Research by Oxford University shows that 60% of UK consumers who used an ombudsman to resolve their complaints about public sector bodies felt ‘very dissatisfied’ with how their cases were dealt with.
Nearly 3,000 of the people surveyed between September 2014 and March 2015 reported much lower levels of satisfaction using an ombudsman for public bodies than for those dealing with complaints in the private sector. The newly published research is particularly timely, given the implementation of a new EU Directive requiring that more consumer disputes be resolved outside of courts through Alternative Dispute Resolution (ADR) bodies like ombudsmen.
The report by Dr Naomi Creutzfeldt of Oxford’s Centre for Socio-Legal Studies suggests that members of the public who seek help from ombudsmen may have overly optimistic expectations at the outset of what ombudsman staff can do for them. It highlights a need for better training for staff who have the initial contact with members of the public. The report found that the information communicated in the first instance to members of the public was particularly important and staff needed to know how to handle expectations that were simply ‘too high’.

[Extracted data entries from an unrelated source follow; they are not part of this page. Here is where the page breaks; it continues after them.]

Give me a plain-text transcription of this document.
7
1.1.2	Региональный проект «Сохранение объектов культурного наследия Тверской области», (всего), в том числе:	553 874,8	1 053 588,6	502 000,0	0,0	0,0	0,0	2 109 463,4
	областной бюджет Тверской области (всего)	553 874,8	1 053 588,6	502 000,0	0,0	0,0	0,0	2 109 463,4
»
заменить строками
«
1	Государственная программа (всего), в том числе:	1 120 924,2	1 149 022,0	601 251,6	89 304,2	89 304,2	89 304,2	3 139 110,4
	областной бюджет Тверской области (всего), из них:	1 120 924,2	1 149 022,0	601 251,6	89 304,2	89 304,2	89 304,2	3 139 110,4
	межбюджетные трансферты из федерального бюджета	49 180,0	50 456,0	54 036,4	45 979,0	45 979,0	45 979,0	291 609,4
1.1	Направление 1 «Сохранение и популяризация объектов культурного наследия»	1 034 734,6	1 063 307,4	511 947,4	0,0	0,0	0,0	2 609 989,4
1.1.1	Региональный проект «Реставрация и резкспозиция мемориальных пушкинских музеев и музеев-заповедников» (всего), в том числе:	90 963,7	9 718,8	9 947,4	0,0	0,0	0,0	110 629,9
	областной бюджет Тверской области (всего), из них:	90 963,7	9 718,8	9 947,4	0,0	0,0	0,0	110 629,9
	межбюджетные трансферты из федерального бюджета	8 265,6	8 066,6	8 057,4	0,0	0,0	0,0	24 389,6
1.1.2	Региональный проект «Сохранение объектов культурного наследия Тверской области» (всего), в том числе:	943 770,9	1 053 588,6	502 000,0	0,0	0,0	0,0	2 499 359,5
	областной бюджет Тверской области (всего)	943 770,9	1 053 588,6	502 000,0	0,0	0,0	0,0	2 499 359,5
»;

The research focuses on ombudsmen covering public cases about local government, and parliamentary and health services, as well as complaints in the private sector concerning legal, financial, property, energy and telecoms services. The study says complaints brought to public and private ombudsmen are very different in nature. It compares people’s experiences of the overall management of complaints but did not go into the details of individual cases.
Although there were similarities in the expectations on initial contact with both public and private ombudsmen, the report finds a ‘stark divide’ between users of public and private bodies once procedures are underway. 60% of respondents surveyed said they were ‘very willing’ or ‘fairly willing’ to accept the outcome of their disputes involving ombudsmen. Of these, only 10% of those involved in a dispute with ombudsmen for a public body said they were ‘very willing’ compared with 42% who had used ombudsmen for private services. Conversely, over half of respondents with complaints about public bodies said they were ‘very unwilling’ compared with 22% of all private complaints. 57 % of those involved in public complaints said the procedure was ‘somewhat unfair’ or ‘very unfair’ compared with just a quarter of those involved in private complaint.

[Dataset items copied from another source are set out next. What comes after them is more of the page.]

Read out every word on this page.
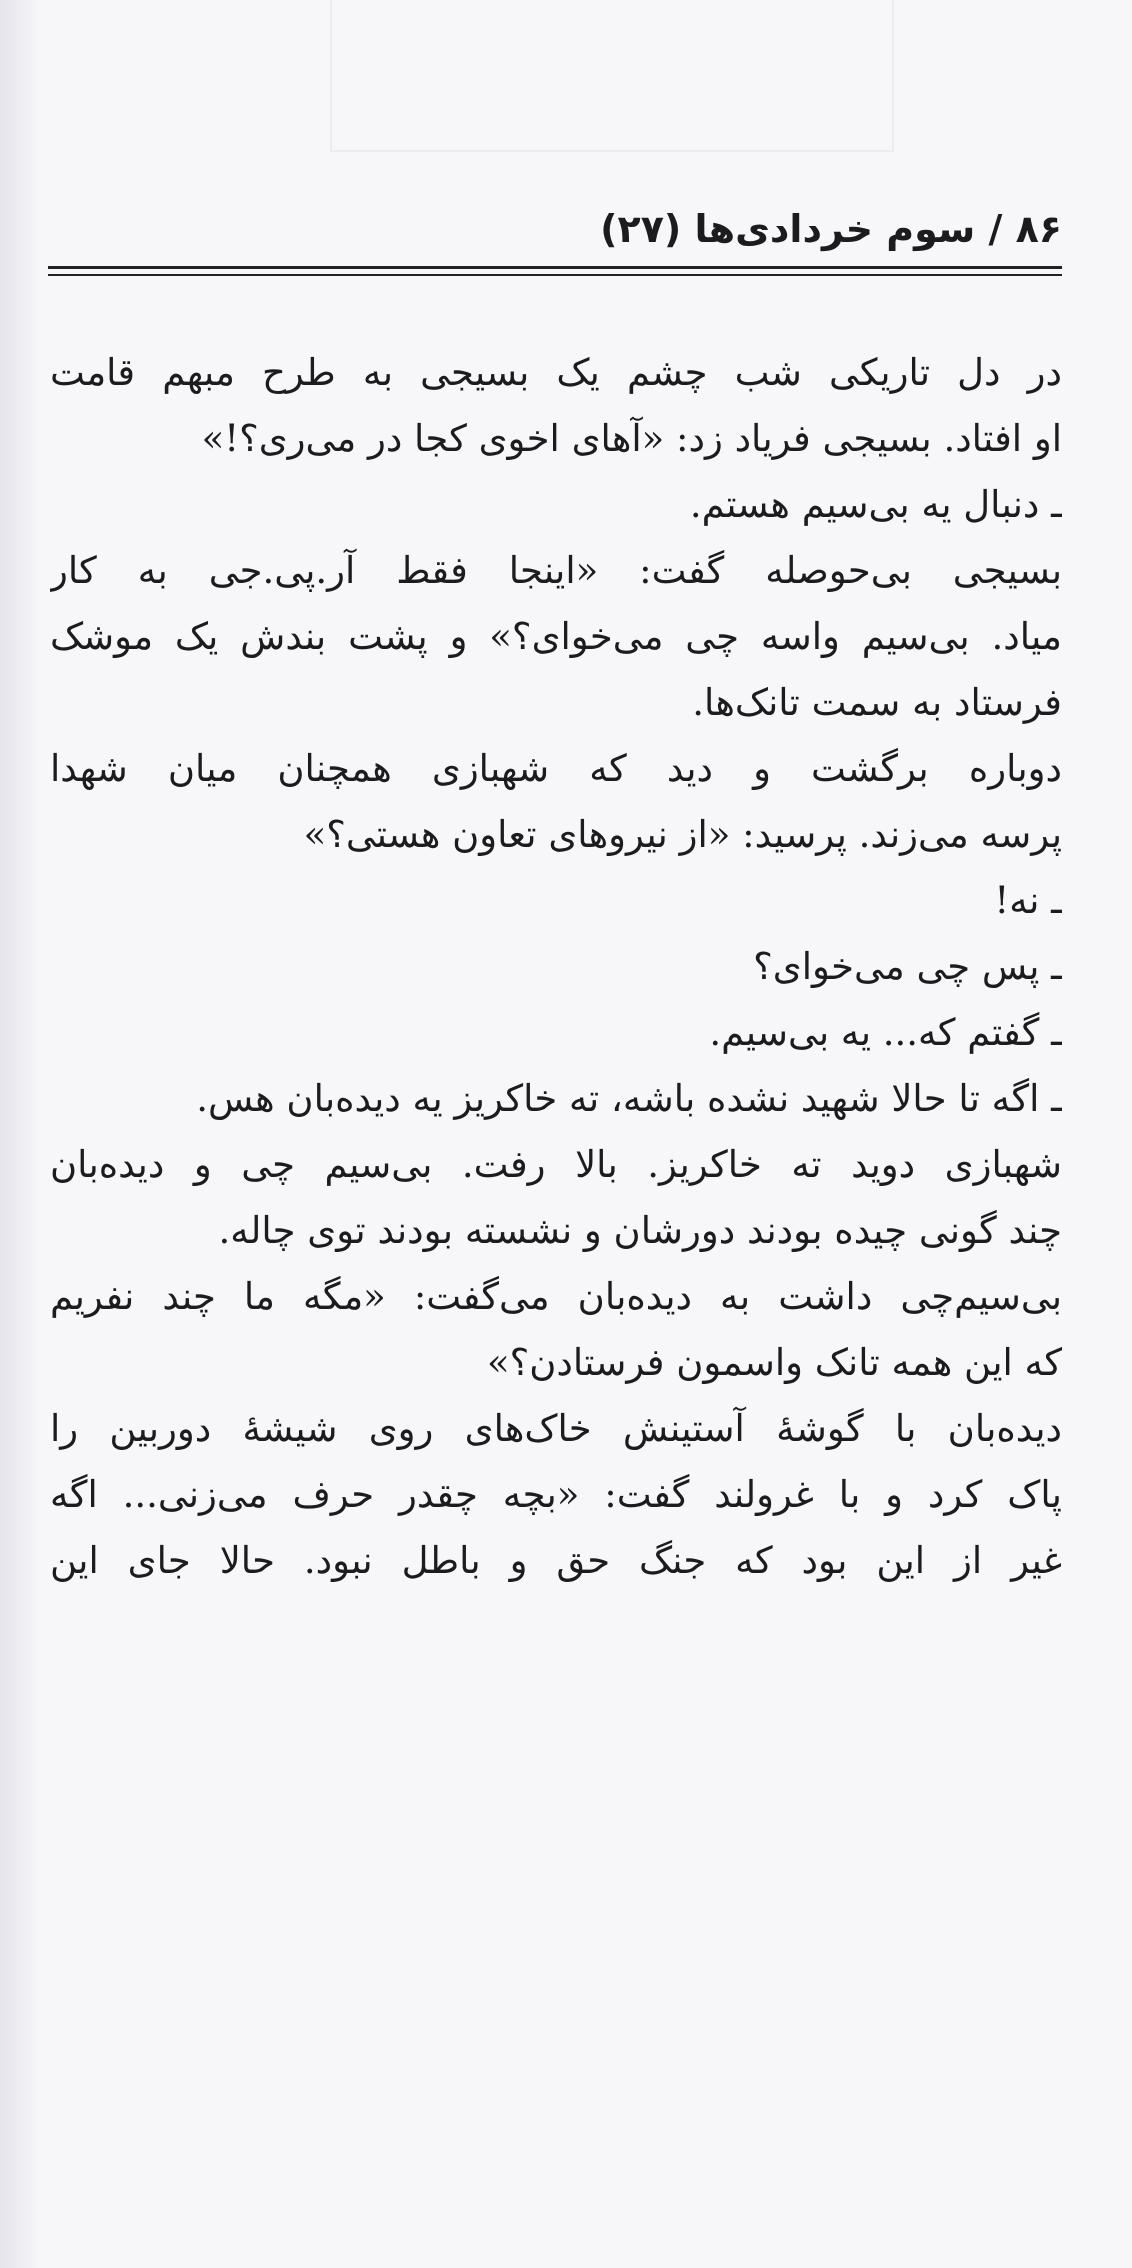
۸۶ / سوم خردادی‌ها (۲۷)
در دل تاریکی شب چشم یک بسیجی به طرح مبهم قامت
او افتاد. بسیجی فریاد زد: «آهای اخوی کجا در می‌ری؟!»
ـ دنبال یه بی‌سیم هستم.
بسیجی بی‌حوصله گفت: «اینجا فقط آر.پی.جی به کار
میاد. بی‌سیم واسه چی می‌خوای؟» و پشت بندش یک موشک
فرستاد به سمت تانک‌ها.
دوباره برگشت و دید که شهبازی همچنان میان شهدا
پرسه می‌زند. پرسید: «از نیروهای تعاون هستی؟»
ـ نه!
ـ پس چی می‌خوای؟
ـ گفتم که... یه بی‌سیم.
ـ اگه تا حالا شهید نشده باشه، ته خاکریز یه دیده‌بان هس.
شهبازی دوید ته خاکریز. بالا رفت. بی‌سیم چی و دیده‌بان
چند گونی چیده بودند دورشان و نشسته بودند توی چاله.
بی‌سیم‌چی داشت به دیده‌بان می‌گفت: «مگه ما چند نفریم
که این همه تانک واسمون فرستادن؟»
دیده‌بان با گوشهٔ آستینش خاک‌های روی شیشهٔ دوربین را
پاک کرد و با غرولند گفت: «بچه چقدر حرف می‌زنی... اگه
غیر از این بود که جنگ حق و باطل نبود. حالا جای این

Respondents reported a favourable outcome for only 11% of public complaints, compared with 53% of private complaints. Respondents’ overall impressions of all ombudsmen show that most (60%) felt that the procedure was either ‘somewhat fair’ or ‘very fair’. While one quarter of all users said the procedure was ‘somewhat unfair’ or ‘very unfair’, this rose to 57% of those using ombudsmen for public schemes.

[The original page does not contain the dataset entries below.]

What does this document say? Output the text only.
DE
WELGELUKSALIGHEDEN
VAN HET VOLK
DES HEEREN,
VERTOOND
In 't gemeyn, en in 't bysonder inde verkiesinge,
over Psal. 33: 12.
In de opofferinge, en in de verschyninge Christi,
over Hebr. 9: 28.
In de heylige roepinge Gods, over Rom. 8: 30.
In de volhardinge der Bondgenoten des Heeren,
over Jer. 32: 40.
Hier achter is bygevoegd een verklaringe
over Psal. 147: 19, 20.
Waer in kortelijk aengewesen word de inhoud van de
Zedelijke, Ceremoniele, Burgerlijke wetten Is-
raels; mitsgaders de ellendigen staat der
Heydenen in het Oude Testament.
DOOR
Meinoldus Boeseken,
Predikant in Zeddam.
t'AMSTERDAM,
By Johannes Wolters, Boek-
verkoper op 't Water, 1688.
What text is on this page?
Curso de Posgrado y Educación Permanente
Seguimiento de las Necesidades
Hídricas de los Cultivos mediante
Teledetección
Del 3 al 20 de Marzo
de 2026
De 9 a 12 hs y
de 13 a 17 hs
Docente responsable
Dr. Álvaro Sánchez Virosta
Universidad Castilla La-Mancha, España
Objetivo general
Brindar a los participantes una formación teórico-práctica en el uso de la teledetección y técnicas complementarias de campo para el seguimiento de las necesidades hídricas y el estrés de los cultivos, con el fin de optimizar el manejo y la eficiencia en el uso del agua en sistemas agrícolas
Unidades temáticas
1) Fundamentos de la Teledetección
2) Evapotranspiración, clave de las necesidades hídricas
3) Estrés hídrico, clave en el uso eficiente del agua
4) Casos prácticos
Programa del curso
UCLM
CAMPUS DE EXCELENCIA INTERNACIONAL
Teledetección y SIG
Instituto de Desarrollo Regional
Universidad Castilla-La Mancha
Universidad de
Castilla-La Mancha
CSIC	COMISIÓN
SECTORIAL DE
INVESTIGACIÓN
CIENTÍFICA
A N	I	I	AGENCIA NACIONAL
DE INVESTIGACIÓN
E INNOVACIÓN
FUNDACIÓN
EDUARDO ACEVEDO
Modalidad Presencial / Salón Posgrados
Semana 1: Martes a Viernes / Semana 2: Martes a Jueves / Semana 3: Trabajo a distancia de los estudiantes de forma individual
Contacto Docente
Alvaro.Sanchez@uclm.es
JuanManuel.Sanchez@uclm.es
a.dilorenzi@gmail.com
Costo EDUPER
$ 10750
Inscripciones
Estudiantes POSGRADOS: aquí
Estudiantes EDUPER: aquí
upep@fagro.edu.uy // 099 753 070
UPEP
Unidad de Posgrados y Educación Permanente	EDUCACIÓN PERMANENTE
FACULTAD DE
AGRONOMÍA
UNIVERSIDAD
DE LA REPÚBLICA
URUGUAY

The study gives examples of some of the complaints made to ombudsmen dealing with public sector bodies. They included: ‘I don’t believe my complaints were fully understood and acknowledged properly’; ‘Had missed the key points of my correspondence, had to explain’; ‘Do not feel my complaint was investigated thoroughly. No face contact. No final action taken.’
Study author Dr Naomi Creutzfeldt said: ‘‘To date, little is known about how much faith the public have in the services provided by ombudsmen, although they are a significant part of our administrative and civil justice system in the UK. My study provides a first step towards benchmarking what the public expects from ombudsmen, and comparestheir experiences when dealing with complaints about both public and private bodies.’
‘Given the current trend is towards the use of ombudsmen, it is important to take on board some of the findings in order to improve the public’s experience and satisfaction levels.’
Responding to the research, Local Government Ombudsman Dr Jane Martin said: ‘I welcome this important research into the public’s expectations and experiences of using ombudsmen schemes in both the public and private sectors. The study provides some important insights and we will continue to do more to explain the role of the ombudsman in providing an impartial and independent route to redress.
‘At the same time we recognise that there is an inherent difference in the contractual relationship between a consumer and a supplier of goods and services and the more complex relationship between the citizen and the State. Further research into how these different relationships impact upon perceptions of ombudsmen could provide an opportunity to better understand how we and other ombudsmen can meet expectations of our service.’